HTC said to be shut out from Microsoft's tablet software rollout
Microsoft locked out HTC from the development of products using the newest version of its operating system on concern that HTC doesn't sell enough devices or have ample experience making tablets, people with knowledge of the matter said.
HTC is being shut out of the introduction of Microsoft's next Windows software for tablets, people with knowledge of the matter said.
Microsoft locked out HTC from the development of products using the newest version of its operating system on concern that HTC doesn't sell enough devices or have ample experience making tablets, said the people, who asked not to be named because negotiations between HTC and other companies are private.
Microsoft's decision will keep HTC, maker of the first Google-branded smartphone, from participating in the electronics industry's latest attempt to erode Apple's lead in tablets. The Taiwanese company, which has its U.S. headquarters in Bellevue, is also facing shortages from chip-maker Qualcomm, highlighting the challenge of competing with Apple and Samsung Electronics — two companies whose dominance in manufacturing and software are increasingly marginalizing smaller rivals like HTC.
"Every consumer knows about Samsung's Galaxy platform and the iPhone, and you are starting to see consumers coalesce around them," said Matthew Thornton, an analyst at Avian Securities, who has cut his rating on HTC to negative. "Things just get worse from here. It's a very bleak outlook."
Microsoft plans to release its next Windows operating system, the first to run on chips with technology from ARM Holdings, in time for the holiday shopping season. The ARM version of the new software, designed for tablets that compete with the iPad, is called Windows RT. Other tablets and computers will be made using chips based on Intel's technology. The software, also called Windows 8, will appear in devices from companies like Toshiba and Asustek Computer later this year.
HTC is a strong partner now and for the future, said Microsoft spokesman Frank Shaw in an emailed statement. He declined to discuss specifics. HTC intends to support future versions of Windows and isn't commenting on the details of its product plans, said Sally Julien, a U.S.-based spokeswoman at HTC, in an emailed statement.
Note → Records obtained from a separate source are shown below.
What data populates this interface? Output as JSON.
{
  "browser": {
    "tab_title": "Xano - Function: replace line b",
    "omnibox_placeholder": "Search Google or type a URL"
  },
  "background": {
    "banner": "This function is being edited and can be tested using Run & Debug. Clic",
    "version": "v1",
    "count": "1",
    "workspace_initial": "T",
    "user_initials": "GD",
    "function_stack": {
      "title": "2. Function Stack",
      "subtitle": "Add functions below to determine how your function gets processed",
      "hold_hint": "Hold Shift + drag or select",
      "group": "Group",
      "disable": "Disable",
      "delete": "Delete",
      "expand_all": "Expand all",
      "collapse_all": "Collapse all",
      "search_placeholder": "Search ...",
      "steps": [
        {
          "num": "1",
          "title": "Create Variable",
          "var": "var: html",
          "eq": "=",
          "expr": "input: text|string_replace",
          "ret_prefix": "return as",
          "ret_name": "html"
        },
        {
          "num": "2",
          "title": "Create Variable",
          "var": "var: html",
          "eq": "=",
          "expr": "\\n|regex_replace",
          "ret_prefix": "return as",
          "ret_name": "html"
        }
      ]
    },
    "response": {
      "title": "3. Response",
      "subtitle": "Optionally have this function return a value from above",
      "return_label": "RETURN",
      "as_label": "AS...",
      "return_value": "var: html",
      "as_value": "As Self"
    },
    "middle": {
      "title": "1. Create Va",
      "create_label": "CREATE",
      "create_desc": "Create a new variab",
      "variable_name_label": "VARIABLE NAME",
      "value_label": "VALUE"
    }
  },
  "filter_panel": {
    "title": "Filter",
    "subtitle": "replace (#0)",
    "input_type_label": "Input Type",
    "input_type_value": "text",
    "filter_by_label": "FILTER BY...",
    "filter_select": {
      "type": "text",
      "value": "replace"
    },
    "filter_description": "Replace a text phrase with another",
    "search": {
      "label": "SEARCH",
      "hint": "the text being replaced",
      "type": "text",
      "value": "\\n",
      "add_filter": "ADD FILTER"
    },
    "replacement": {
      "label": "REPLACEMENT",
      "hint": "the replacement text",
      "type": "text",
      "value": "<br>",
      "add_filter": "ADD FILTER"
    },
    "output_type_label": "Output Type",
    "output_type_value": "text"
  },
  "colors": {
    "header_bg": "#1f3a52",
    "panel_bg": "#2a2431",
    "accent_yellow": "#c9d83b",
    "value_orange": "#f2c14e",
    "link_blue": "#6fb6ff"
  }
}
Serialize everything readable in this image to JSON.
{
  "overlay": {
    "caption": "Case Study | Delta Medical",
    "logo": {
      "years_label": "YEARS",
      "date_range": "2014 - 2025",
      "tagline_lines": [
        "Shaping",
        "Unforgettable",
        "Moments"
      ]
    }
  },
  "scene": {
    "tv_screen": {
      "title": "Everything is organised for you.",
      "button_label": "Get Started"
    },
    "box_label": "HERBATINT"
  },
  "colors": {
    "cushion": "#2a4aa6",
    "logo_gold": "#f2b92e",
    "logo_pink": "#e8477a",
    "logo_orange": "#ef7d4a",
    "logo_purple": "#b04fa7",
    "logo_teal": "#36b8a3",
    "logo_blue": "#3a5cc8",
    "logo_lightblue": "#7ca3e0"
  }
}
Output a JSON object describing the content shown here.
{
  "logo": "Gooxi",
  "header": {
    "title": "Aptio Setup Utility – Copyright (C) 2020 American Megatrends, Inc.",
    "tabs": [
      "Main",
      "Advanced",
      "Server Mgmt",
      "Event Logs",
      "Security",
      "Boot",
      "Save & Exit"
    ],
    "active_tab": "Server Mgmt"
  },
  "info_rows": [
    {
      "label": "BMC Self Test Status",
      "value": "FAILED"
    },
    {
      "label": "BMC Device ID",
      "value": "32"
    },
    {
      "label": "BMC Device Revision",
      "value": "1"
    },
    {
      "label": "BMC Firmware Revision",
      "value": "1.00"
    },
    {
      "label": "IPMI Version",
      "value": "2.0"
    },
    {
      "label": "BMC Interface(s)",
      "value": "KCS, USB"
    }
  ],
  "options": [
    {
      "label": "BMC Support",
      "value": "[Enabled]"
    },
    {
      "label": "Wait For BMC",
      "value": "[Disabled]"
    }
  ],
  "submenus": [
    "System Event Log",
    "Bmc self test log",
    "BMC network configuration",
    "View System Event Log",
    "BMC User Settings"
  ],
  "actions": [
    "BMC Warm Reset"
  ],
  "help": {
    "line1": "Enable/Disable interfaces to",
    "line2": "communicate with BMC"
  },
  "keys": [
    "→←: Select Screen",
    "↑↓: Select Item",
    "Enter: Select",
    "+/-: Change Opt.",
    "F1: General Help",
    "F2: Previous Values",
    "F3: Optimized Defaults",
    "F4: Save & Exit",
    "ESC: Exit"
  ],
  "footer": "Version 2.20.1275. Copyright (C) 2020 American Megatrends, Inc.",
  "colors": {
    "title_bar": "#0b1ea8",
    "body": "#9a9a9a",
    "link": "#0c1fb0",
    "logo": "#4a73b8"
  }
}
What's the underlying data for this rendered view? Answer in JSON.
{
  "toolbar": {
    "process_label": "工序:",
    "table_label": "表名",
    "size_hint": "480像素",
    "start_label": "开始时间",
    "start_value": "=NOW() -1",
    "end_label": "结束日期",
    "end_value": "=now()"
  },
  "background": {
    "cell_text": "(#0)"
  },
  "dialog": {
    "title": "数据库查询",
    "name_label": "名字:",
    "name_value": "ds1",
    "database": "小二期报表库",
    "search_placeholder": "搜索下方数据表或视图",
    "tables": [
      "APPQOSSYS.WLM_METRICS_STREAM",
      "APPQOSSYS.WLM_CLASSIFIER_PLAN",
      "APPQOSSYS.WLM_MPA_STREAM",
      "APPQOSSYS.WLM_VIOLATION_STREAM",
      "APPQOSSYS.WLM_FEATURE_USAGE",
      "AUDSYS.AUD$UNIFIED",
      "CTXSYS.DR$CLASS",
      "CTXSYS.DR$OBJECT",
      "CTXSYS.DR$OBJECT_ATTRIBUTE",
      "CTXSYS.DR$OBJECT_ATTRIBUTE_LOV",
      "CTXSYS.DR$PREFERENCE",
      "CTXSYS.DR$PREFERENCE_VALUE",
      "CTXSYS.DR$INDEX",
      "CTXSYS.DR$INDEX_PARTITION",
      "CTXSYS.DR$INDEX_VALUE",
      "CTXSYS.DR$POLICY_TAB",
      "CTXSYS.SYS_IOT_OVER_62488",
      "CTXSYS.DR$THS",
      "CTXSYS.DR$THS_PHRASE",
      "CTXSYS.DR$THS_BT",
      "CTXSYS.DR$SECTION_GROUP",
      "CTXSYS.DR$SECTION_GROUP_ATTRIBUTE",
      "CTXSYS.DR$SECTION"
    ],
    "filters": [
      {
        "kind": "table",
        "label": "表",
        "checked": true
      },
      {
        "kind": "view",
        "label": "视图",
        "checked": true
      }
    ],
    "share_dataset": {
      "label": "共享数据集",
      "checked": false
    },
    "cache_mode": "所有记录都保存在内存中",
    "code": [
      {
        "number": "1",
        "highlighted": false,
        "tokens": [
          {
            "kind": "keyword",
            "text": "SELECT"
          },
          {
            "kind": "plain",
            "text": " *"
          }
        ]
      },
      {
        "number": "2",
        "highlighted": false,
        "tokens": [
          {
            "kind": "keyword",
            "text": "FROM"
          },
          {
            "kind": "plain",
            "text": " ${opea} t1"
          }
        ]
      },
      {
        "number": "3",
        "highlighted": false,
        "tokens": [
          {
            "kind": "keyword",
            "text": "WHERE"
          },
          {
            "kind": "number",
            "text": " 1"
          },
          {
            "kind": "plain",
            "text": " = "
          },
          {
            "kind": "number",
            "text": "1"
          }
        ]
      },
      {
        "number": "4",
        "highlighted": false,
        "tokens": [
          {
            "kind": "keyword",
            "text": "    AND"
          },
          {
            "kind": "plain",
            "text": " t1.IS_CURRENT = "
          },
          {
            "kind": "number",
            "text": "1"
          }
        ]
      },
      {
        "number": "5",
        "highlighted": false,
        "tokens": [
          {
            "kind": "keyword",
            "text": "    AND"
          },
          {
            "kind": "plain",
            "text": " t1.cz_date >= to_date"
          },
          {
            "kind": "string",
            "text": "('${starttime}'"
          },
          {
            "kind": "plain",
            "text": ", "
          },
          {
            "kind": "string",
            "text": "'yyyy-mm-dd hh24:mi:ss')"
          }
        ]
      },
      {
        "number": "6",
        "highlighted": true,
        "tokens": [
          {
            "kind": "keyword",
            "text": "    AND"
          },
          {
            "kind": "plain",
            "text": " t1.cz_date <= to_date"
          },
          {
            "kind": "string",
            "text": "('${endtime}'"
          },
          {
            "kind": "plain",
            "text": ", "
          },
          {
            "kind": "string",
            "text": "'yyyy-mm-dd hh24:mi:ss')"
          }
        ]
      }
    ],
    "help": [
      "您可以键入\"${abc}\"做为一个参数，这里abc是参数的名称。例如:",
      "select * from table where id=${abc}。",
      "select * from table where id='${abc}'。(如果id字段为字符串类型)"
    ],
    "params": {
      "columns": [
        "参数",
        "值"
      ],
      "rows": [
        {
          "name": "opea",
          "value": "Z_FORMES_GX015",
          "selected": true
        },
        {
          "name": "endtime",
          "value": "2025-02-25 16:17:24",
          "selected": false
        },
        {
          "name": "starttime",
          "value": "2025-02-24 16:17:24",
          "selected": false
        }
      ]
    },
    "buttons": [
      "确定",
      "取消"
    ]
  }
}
Microsoft, which has tightly controlled the number of ARM- based devices it is supporting at first to ensure quality, opted not to work with HTC after initial discussions with the company, said the two people familiar with the matter. Microsoft decided to work with other vendors that had greater sales volume and more tablet experience for the first round of devices, the people said.
HTC engineers wanted to build a Windows device with a customized home screen that would be distinctive to its devices, as manufacturers are allowed to do with Android. Microsoft refused, said the people, and HTC was left off the list of companies the software maker provided with early versions of the software.
HTC may release a Windows device later, in a second round of products to come next year, one of the people said.
The situation underlines the shift in the relationship between Microsoft and HTC, which once relied on each other to prop up early efforts in the mobile-phone market. The two companies started working together on Microsoft's mobile phones early in the last decade and the first Windows-based phone was manufactured by HTC. At the time, Microsoft had virtually no experience in the area, and HTC was a maker of unbranded generic phones for other companies.
HTC recently has placed more emphasis on its better-selling Android phones, and Microsoft has forged a closer relationship with HTC competitor Nokia.